Ecco, Radu Miruță – quello messo da Bolojan ai Trasporti – è arrivato e ha detto: «Basta, boss, non si aumenta più il biglietto della metropolitana!». Esatto, ha annullato definitivamente quell'aumento da 5 a 7 lei, che doveva entrare in vigore il 1° luglio. E non solo: ha mandato il Corpo di Controllo alla Metrorex e ha chiesto di recuperare penali per ritardi di decine di milioni di euro da varie aziende. «Ho chiuso l'argomento», ha detto. Ora, se arriva un ministro e vuole riproporre l'aumento, se la vede brutta – ha abrogato sia l'ordine ministeriale che la decisione del Consiglio di Amministrazione della Metrorex. Così sì, boss! A me sembra giusto.

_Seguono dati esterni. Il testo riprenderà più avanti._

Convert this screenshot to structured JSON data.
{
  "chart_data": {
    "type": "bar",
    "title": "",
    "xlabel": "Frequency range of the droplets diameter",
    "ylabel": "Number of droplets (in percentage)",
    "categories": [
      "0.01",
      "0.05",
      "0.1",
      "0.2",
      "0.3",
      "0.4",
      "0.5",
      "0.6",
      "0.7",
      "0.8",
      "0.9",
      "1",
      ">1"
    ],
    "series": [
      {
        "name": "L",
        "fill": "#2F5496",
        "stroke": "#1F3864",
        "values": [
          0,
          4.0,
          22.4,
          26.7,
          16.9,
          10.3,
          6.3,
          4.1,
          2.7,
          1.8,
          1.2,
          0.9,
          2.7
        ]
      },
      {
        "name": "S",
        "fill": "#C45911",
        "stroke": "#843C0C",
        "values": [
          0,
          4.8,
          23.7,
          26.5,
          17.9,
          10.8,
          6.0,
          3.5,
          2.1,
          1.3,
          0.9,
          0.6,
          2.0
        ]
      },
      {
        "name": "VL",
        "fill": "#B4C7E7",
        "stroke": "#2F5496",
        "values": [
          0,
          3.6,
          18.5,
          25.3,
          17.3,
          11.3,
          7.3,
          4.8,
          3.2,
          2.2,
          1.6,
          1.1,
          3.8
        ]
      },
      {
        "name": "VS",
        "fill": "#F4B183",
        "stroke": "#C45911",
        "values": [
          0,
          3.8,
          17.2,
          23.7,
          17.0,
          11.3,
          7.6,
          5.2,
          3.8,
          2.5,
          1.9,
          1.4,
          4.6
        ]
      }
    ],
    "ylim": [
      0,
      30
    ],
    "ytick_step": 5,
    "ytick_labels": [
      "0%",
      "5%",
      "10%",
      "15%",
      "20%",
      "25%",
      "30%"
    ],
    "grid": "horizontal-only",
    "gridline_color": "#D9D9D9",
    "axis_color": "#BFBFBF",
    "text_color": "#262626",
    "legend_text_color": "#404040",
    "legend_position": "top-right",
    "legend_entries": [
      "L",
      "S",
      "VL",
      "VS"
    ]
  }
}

Ma non si è fermato qui. Ha respinto i budget di Tarom, CFR Infrastrutture e CFR Călători. Diceva: «Sono costruiti su dati irrealistici». Alla Tarom, per esempio, i ricavi dai biglietti erano stimati al 63%, ma la realtà è il 66%. E il prezzo del carburante l'avevano messo a 950 dollari a tonnellata, quando in realtà è 1.400. Boss, pazzia! Chi fa questi budget? Alla CNAIR volevano assumere 500 persone, di cui 126 a Bucarest. CFR Infrastrutture è arrivata prima con una perdita enorme, e dopo che ha detto «no», l'hanno ridotta. CFR Călători è ancora in lavorazione. Siamo seri, sembra un paese da ridere.
E ora, passiamo alla parte davvero calda – il Medio Oriente. Quattro militari israeliani sono stati uccisi nel sud del Libano, e lì si è scatenato l'inferno. Il Ministro della Sicurezza Nazionale, Itamar Ben Gvir, ha detto che «tutto il Libano deve bruciare». Il Ministro delle Finanze, Bezalel Smotrich, vuole «le porte dell'inferno aperte», e il leader dell'opposizione, Avigdor Lieberman, chiede un «tributo pesante». Boss, che parole! E tutto sullo sfondo di un accordo tra USA e Iran, che gli israeliani vedono come una minaccia. Un sondaggio mostra che il 63% degli israeliani è preoccupato per il futuro dopo questo accordo. Mah, non so, ma anche noi saremmo così se ci mettessero nei guai.
E Trump, quello con la bocca grande, ha lodato Netanyahu, dicendo che è «un primo ministro guerriero». Proprio dopo che è stata prolungata la tregua con Hezbollah. Trump minaccia l'Iran con misure militari se non rispetta l'accordo. Il vicepresidente JD Vance ha avvertito gli israeliani di non attaccare il loro unico grande alleato – gli USA. E il Washington Post scrive che i servizi americani credono che Netanyahu potrebbe lanciare nuovi attacchi in Libano, il che rovinerebbe la pace con l'Iran.
Beh, boss, cosa posso dire? Da un lato, abbiamo un ministro che fa pulizia nel paese, dall'altro, il mondo brucia. Vado a spiegare a Mioara che se la metropolitana non aumenta, forse ci restano soldi per un kebab venerdì sera. Perché già con questi rincari, non so quanto resistiamo.